试验的局限性是大多数 RCT 缺乏 IPD,干预措施不同;无法确定 BNP 监测的置信度,无法确定药物剂量,也无法区分 HFrEF 和 HFpEF;使用简化的两状态马尔可夫模型;关注卫生服务成本,缺乏年龄<75 岁的 HFpEF 患者和年龄≥75 岁的 HFrEF 患者的数据。
HF 专科诊所中 BNP 指导治疗的疗效不确定。如果有效,对于年龄<75 岁且有 HFrEF 的患者,它将具有成本效益。
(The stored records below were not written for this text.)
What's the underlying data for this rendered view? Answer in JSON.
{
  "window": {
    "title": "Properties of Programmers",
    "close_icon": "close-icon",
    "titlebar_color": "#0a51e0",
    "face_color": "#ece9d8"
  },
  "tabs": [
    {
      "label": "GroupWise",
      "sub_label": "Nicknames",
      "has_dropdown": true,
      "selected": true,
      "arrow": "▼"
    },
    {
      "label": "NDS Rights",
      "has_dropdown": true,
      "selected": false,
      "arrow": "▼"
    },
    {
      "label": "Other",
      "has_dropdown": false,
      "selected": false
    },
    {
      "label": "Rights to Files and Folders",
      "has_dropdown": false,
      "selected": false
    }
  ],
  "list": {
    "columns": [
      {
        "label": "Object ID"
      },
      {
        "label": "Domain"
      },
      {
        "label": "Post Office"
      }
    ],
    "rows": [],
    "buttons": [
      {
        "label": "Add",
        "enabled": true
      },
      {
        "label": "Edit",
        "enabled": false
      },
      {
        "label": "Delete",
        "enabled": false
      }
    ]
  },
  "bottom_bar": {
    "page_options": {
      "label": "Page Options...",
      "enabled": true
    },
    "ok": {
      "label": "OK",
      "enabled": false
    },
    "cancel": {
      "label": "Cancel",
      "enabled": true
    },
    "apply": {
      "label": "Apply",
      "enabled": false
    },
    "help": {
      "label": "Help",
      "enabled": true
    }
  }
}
审查的证据可能不适用于英国,因为护理方式不同。
确定最佳的 BNP 监测策略和如何根据指南优化 HF 管理;更新包含 Guiding Evidence Based Therapy Using Biomarker Intensified Treatment(GUIDE-IT)RCT 的 IPD 荟萃分析;为已完成和正在进行的 RCT 收集长期结局数据。
当前对照试验 ISRCTN37248047 和 PROSPERO CRD42013005335。
本项目由英国国家卫生与保健研究所卫生技术评估计划资助,将在 ;第 21 卷,第 40 期。欲了解该研究的更多项目信息,请访问英国国家卫生与保健研究所期刊库网站。英国心脏基金会支付 Chris A Rogers 和 Maria Pufulete 参与研究的时间。Syed Mohiuddin 的时间由英国国家卫生与保健研究所应用健康研究与护理西部合作组织在布里斯托尔大学医院 NHS 基金会信托基金的支持。Rachel Maishman 在她接受英国国家卫生与保健研究所方法论研究奖学金期间为该研究做出了贡献。